My thoughts on the future:

Investors have gotten extremely lucky in the past few years with yield compression and that is not going to happen in the next few years. I think the focus will be on growing NOI, either through rental growth or “Asset Management” which requires some operating expertise. I foresee a trend globally of some investors starting to “prune” their portfolios to get rid of secondary properties (in terms of location and asset quality) as spreads between riskier assets and prime assets have shrunk significantly. This is more apparent in Germany though. I personally can see this happening in the US and UK in the next 12 – 18 months or so, when investors start seeing which properties are able to achieve some of the rents that are being underwritten now. What’s the point of paying yields that are only 50-70 bps higher for lower quality product that probably won’t see any real rental growth?

Another approach is to look at assets that have an operational element, i.e. hotels.

Random thoughts: 1- I really think that there is a sweet spot for mezzanine type investments in well located RE assets that need a little bit of operating expertise to realise their full potential (i.e. “value added”). The problem is that originating this kind of investment is difficult unless you are providing senior debt or equity in conjunction.

2- Distressed investing? When is the right time to start fund raising/putting together a team?

 

sure. i studied a bit of finance & econ amongst other things at university and wanted an international career where i could flex my analytical muscles while also making things happen (i.e. decisions that matter). up until then i had had an internship at a technology firm.

i did a little research and ib with a firm that worked across borders seemed like an ideal career for me (a little specific, i know). the problem was that when i graduated a little over 3.5 years ago, investment banks weren't hiring in large numbers. i did manage to get some decent risk management, investment sales, finance job offers, but they didn't really fit in with what i was looking for. interviewed for a couple of corporate finance jobs, but didn’t get offers.

a headhunter that i interviewed with told me about an analyst/associate type role with a firm that invested internationally. she said that they focused on real estate, so i thought i'd give it a try.

the acquisitions associate who was there before i joined left to join an RE company and they wanted someone who had experience and good modeling skills. My competitors for the job were a couple of mbas. At that time RE wasn’t hot and it wasn’t a “sexy” job (is it now?)

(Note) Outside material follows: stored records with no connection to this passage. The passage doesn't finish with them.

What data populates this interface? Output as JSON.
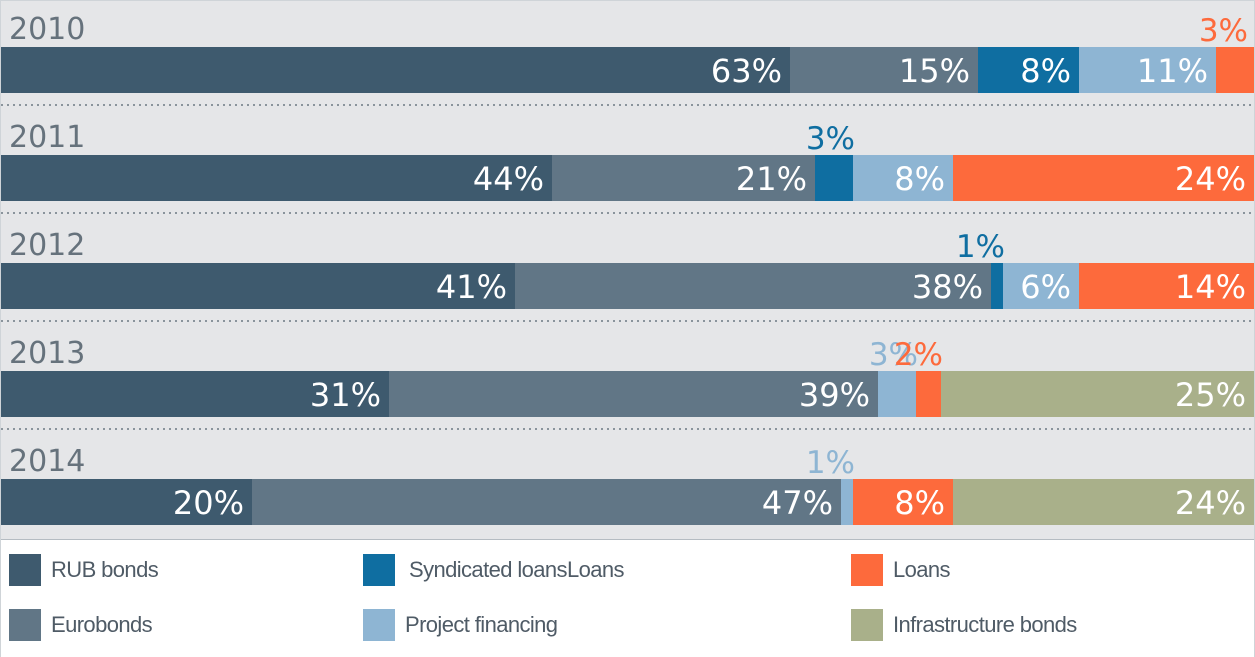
{
  "chart_data": {
    "type": "bar",
    "orientation": "horizontal",
    "stacked": true,
    "unit": "%",
    "categories": [
      "2010",
      "2011",
      "2012",
      "2013",
      "2014"
    ],
    "series": [
      {
        "name": "RUB bonds",
        "color": "#3e5a6e",
        "values": [
          63,
          44,
          41,
          31,
          20
        ]
      },
      {
        "name": "Eurobonds",
        "color": "#617686",
        "values": [
          15,
          21,
          38,
          39,
          47
        ]
      },
      {
        "name": "Syndicated loansLoans",
        "color": "#0f6ea1",
        "values": [
          8,
          3,
          1,
          0,
          0
        ]
      },
      {
        "name": "Project financing",
        "color": "#8eb5d3",
        "values": [
          11,
          8,
          6,
          3,
          1
        ]
      },
      {
        "name": "Loans",
        "color": "#fd6a3c",
        "values": [
          3,
          24,
          14,
          2,
          8
        ]
      },
      {
        "name": "Infrastructure bonds",
        "color": "#a9b08a",
        "values": [
          0,
          0,
          0,
          25,
          24
        ]
      }
    ],
    "data_labels": [
      [
        "63%",
        "15%",
        "8%",
        "11%",
        "3%",
        ""
      ],
      [
        "44%",
        "21%",
        "3%",
        "8%",
        "24%",
        ""
      ],
      [
        "41%",
        "38%",
        "1%",
        "6%",
        "14%",
        ""
      ],
      [
        "31%",
        "39%",
        "",
        "3%",
        "2%",
        "25%"
      ],
      [
        "20%",
        "47%",
        "",
        "1%",
        "8%",
        "24%"
      ]
    ],
    "grid": false,
    "legend_position": "bottom"
  },
  "legend": {
    "items": [
      {
        "label": "RUB bonds",
        "color": "#3e5a6e"
      },
      {
        "label": "Syndicated loansLoans",
        "color": "#0f6ea1"
      },
      {
        "label": "Loans",
        "color": "#fd6a3c"
      },
      {
        "label": "Eurobonds",
        "color": "#617686"
      },
      {
        "label": "Project financing",
        "color": "#8eb5d3"
      },
      {
        "label": "Infrastructure bonds",
        "color": "#a9b08a"
      }
    ]
  }
}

i interviewed there on two separate days, the first was a mix of fit/technical skills (what is a cap rate, what does it depend on, how do you value RE, have you done any related finance coursework, etc...) with hr and an avp. the second was with a vp and the director. it was more geared towards fit. the director asked about my modeling skills and some irr questions. then the director gave me a sheet of paper with some info on it and showed me to a pc. they wanted a simple financial statement and a DCF with IRRs within half an hour/45mins. they also wanted it to look nice. i did it.

i got the offer and the rest is history. i’ve been promoted once and am looking at another one at the end of the month. so you can say that i sort of fell into it.

i’m thinking about the next step, either i continue, pursue ib, join another firm or go to b-school. we’ll see.